Practical smart contracts can explicitly encode clauses to incentivize people responsible for different aspects of operating a vending machine, essentially bringing some of the traditional labor that supports an automated mechanism under the jurisdiction of smart contracting. For example, as each soda is sold, a portion of the value deposited can automatically go to the person who stocks it. The vending machine maker responsible for repairs can receive fixed monthly lease payments directly from the machines earnings. Every purchase and payment is visible on the global ledger so all parties can verify proper contract execution. The vending machine is just a simple example, but there are many ways trust can be automated starting with a solid foundation of trusted value transfers.

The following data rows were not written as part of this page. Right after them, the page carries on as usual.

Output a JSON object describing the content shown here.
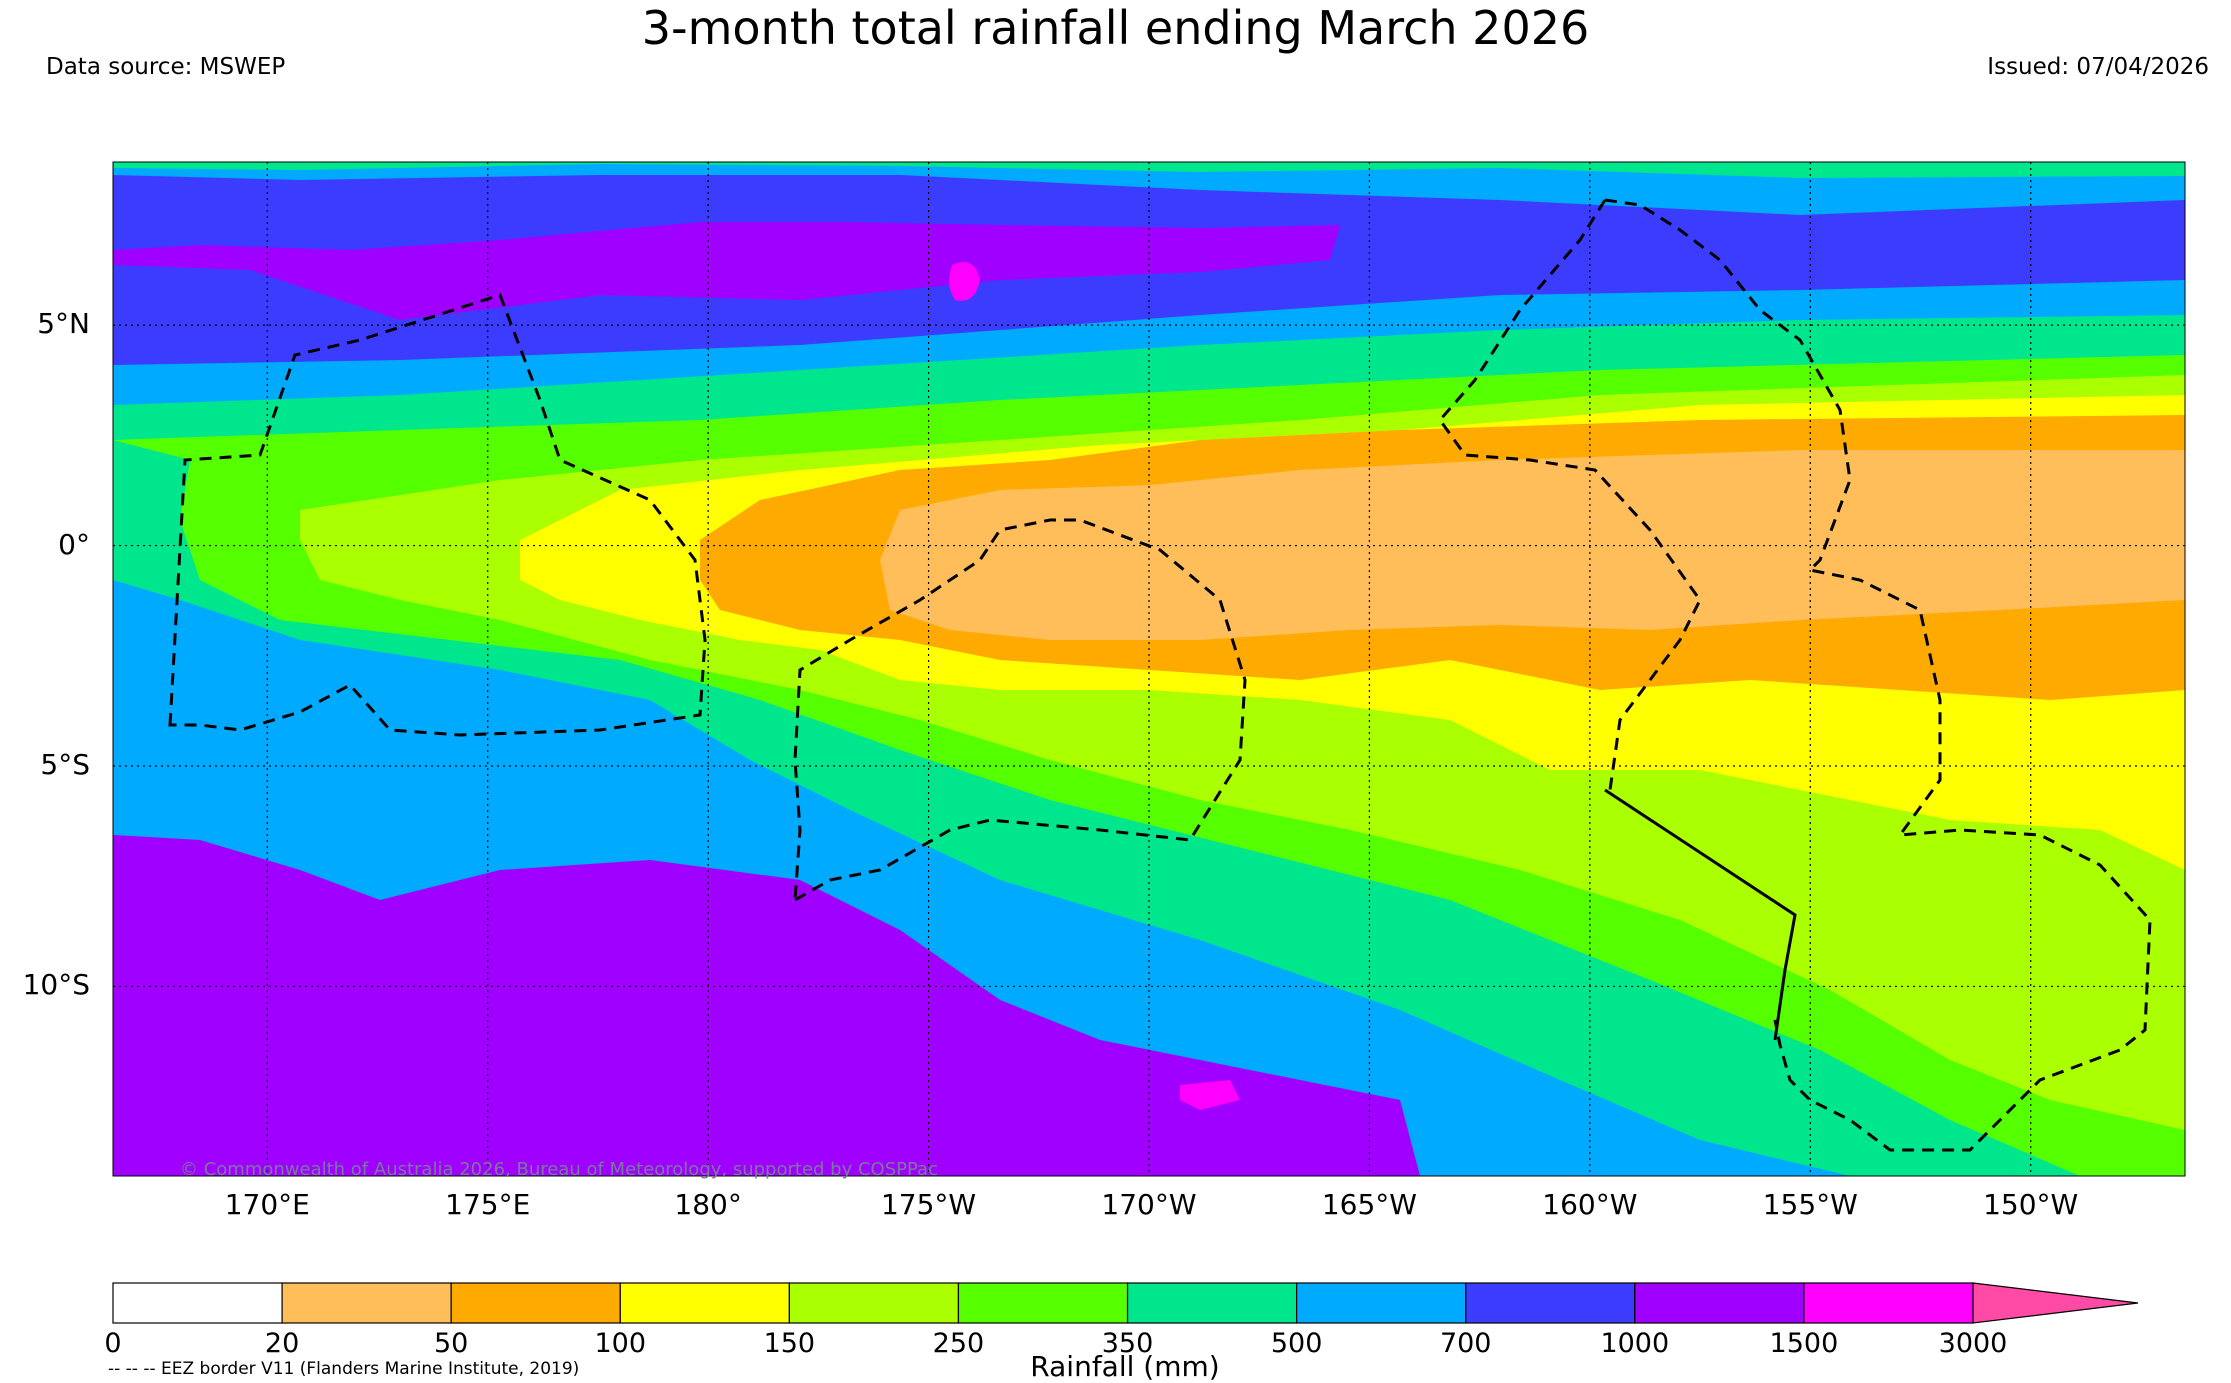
{
  "header": {
    "title": "3-month total rainfall ending March 2026",
    "data_source": "Data source: MSWEP",
    "issued": "Issued: 07/04/2026"
  },
  "map": {
    "lon_range": [
      166.5,
      213.5
    ],
    "lat_range": [
      -14.3,
      8.7
    ],
    "lat_labels": [
      {
        "lat": 5,
        "label": "5°N"
      },
      {
        "lat": 0,
        "label": "0°"
      },
      {
        "lat": -5,
        "label": "5°S"
      },
      {
        "lat": -10,
        "label": "10°S"
      }
    ],
    "lon_labels": [
      {
        "lon": 170,
        "label": "170°E"
      },
      {
        "lon": 175,
        "label": "175°E"
      },
      {
        "lon": 180,
        "label": "180°"
      },
      {
        "lon": 185,
        "label": "175°W"
      },
      {
        "lon": 190,
        "label": "170°W"
      },
      {
        "lon": 195,
        "label": "165°W"
      },
      {
        "lon": 200,
        "label": "160°W"
      },
      {
        "lon": 205,
        "label": "155°W"
      },
      {
        "lon": 210,
        "label": "150°W"
      }
    ],
    "copyright": "© Commonwealth of Australia 2026, Bureau of Meteorology, supported by COSPPac"
  },
  "colorbar": {
    "levels": [
      "0",
      "20",
      "50",
      "100",
      "150",
      "250",
      "350",
      "500",
      "700",
      "1000",
      "1500",
      "3000"
    ],
    "colors": [
      "#ffffff",
      "#ffbe5a",
      "#ffaa00",
      "#ffff00",
      "#aaff00",
      "#55ff00",
      "#00e68c",
      "#00aaff",
      "#3c3cff",
      "#a000ff",
      "#ff00ff"
    ],
    "extend_color": "#ff4ba6",
    "units_label": "Rainfall (mm)",
    "eez_note": "-- -- -- EEZ border V11 (Flanders Marine Institute, 2019)"
  }
}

Ultimately, though, complete contract automation is impossible in many situations. Some conditions require a trusted human third party and cannot be easily evaluated by a digital protocol. For example, an escrow agent is typically used to check that the deed transfer and other documents have been signed before instructing the bank to release escrowed funds to a home seller. A similar arrangement can be encoded using a smart contract. The blockchain can enforce a condition that two out of three parties must sign to transfer some escrowed value. If the sale conditions are met, the buyer and seller will sign together. Only in the case of a disagreement must the arbitrator become involved. The arbitrator can sign with the buyer to refund, or with the seller to transfer the escrowed value. In this way smart contracts can take advantage of automated trust, but still include a place for human judgement where it’s most needed – when things go wrong or where there’s a lot on the line.